Sunday, 20 September 2015

Identity politics and its limits

First up, sorry it’s been so long between blog posts. What happens sometimes is I get a post past the planning stage and I think, OK, I’m nearly done, I’ll have it finished tomorrow. Only the next day it’s not done, but it’s so close to done that I know I’ll have it finished the day after that, no big drama, no need to find something else to post about while I’m working on it. Sometimes, and this was one of those times, this can go on for weeks. And then just as I was finishing I came down with an unusually virulent upper respiratory tract infection, which kept me at home, away from the internet, for nearly a week. Content note: I discuss racism, homophobia, and ableism below, including repeating some slurs.

If you ever need confirmation that there’s more to politics than Left versus Right, utter the word “transphobia” in a reasonably broad left-wing forum and stand back and watch. (I’m not sure what the equivalent would be in a right-wing space; libertarians and conservatives take different views on how many gender identities and sexual orientations are legitimate, but they seem to agree that oppression only counts if it’s the government doing it.) If you do try the experiment, you can probably then count down under your breath how long it takes until somebody starts muttering about “identity politics”.
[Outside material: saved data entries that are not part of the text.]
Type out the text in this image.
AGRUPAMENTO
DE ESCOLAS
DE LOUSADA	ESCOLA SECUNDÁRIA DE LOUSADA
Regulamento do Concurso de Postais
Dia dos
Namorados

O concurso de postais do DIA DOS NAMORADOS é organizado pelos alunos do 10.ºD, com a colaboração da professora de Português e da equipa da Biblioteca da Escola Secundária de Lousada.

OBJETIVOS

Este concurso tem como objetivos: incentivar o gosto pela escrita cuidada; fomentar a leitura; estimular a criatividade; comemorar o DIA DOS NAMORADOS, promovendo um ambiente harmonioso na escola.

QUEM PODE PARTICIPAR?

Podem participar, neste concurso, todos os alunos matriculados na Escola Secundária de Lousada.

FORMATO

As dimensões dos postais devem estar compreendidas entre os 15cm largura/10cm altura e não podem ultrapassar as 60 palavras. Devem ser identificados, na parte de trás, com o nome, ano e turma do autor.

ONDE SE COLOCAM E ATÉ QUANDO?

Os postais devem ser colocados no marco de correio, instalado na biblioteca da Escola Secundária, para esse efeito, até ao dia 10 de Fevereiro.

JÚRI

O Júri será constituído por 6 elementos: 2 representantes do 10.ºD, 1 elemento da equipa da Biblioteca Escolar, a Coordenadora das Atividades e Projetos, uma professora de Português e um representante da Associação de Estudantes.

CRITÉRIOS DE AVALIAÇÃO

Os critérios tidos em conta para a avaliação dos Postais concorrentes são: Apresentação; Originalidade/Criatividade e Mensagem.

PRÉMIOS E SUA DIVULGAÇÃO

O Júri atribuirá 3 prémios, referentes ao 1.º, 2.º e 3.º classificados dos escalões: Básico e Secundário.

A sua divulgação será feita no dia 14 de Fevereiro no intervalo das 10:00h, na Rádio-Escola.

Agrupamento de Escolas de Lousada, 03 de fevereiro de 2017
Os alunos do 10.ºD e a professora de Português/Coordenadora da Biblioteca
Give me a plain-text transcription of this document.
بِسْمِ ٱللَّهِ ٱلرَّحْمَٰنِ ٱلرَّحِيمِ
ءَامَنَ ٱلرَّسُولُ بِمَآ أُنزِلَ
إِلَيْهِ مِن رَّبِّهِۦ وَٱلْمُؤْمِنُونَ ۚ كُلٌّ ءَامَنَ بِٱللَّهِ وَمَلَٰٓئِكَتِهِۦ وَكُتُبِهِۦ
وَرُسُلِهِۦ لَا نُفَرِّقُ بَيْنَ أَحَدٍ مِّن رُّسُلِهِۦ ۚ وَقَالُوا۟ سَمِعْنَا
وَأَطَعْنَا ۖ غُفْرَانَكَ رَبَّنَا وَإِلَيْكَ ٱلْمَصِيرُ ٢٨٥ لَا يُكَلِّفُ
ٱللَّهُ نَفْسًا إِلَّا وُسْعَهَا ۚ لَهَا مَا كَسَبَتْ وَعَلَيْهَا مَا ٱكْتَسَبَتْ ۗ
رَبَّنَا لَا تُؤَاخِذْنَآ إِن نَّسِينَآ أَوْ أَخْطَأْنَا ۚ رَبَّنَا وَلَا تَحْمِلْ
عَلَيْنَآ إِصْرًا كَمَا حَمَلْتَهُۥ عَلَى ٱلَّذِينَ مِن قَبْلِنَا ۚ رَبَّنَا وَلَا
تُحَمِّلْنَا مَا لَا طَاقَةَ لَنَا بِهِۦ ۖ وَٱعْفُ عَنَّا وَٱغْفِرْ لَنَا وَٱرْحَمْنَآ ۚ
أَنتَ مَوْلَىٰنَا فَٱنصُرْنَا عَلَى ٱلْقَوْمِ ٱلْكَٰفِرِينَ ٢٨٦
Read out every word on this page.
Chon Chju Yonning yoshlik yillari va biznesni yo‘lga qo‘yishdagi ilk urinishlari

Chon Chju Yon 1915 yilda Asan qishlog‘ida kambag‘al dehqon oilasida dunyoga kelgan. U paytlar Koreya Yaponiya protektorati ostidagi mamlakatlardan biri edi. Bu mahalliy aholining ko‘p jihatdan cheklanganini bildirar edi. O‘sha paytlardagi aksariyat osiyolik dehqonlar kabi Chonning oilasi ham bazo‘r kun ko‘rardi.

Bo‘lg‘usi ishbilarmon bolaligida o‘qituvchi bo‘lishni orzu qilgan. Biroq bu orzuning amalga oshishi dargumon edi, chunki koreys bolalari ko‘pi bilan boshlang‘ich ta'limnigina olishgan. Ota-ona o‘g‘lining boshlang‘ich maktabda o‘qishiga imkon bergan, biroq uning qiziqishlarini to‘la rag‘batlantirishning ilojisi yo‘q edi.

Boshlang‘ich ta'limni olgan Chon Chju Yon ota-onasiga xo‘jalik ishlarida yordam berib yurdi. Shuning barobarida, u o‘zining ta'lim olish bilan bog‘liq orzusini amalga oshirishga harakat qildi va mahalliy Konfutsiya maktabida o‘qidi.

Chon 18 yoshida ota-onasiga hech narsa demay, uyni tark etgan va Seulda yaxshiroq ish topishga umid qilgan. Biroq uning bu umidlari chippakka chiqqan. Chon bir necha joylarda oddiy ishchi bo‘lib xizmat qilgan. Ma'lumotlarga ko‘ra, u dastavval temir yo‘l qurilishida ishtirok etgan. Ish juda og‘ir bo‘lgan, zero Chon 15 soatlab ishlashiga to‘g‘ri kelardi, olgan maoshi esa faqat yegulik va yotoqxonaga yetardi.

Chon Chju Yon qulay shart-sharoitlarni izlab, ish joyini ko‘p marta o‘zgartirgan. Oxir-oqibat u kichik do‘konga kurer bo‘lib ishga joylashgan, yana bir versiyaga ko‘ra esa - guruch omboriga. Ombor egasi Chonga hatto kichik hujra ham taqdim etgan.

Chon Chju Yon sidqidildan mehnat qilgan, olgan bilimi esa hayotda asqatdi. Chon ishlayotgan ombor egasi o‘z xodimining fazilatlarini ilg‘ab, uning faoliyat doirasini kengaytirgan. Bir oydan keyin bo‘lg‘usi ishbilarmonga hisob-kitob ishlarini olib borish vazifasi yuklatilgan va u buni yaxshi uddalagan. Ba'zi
I don’t know. Maybe this was more of a thing five or six years ago, at least in this country, when the Left was still busy looking for something to blame the Right’s then-recent victory on. One thing a lot of people fixed on was the prominence of queer and feminist interests in the broad Left portfolio, which many claimed was a fatal distraction from the real troubles of the poor and the working class. Because, apparently, only bourgeois women mind being hit on by creepy men, and only the bourgeoisie ever feel attracted to their own gender or identify as a gender that doesn’t match their genital anatomy at birth.

But I think that was one manifestation of a wider political trope that goes: “Social justice struggles A, B, and C were about equal rights for everybody, but social justice struggles X, Y, and Z are about special rights for a bunch of whiners.” Struggles A, B, and C aren’t always in the past tense, at least not among the Left, but that’s the usual pattern. The “special rights” part is where “identity politics” comes into it. The idea is that the social justice movement gives people special rights according to their identity as women, or as people of colour, or as queer people or as trans people or disabled people or whichever one it might be today. And that, say the critics, isn’t justice. Lady Justice wears a blindfold.

Yes, but Lady Justice also carries a pair of scales. If one person misses out on a benefit that others are enjoying, when they’ve made no less effort to deserve it than those others, then that’s unfair. If the benefit is a basic human right, then that’s injustice. And if lots of people are missing out on it because of some aspect of their identity – be it cultural identity, gender identity, sexual identity, whatever – then Lady Justice’s blindfold has slipped. Fixing it will be measured by whether people of that identity are still missing out, and if you didn’t realize they were missing out then fixing it will look like “identity politics” to you.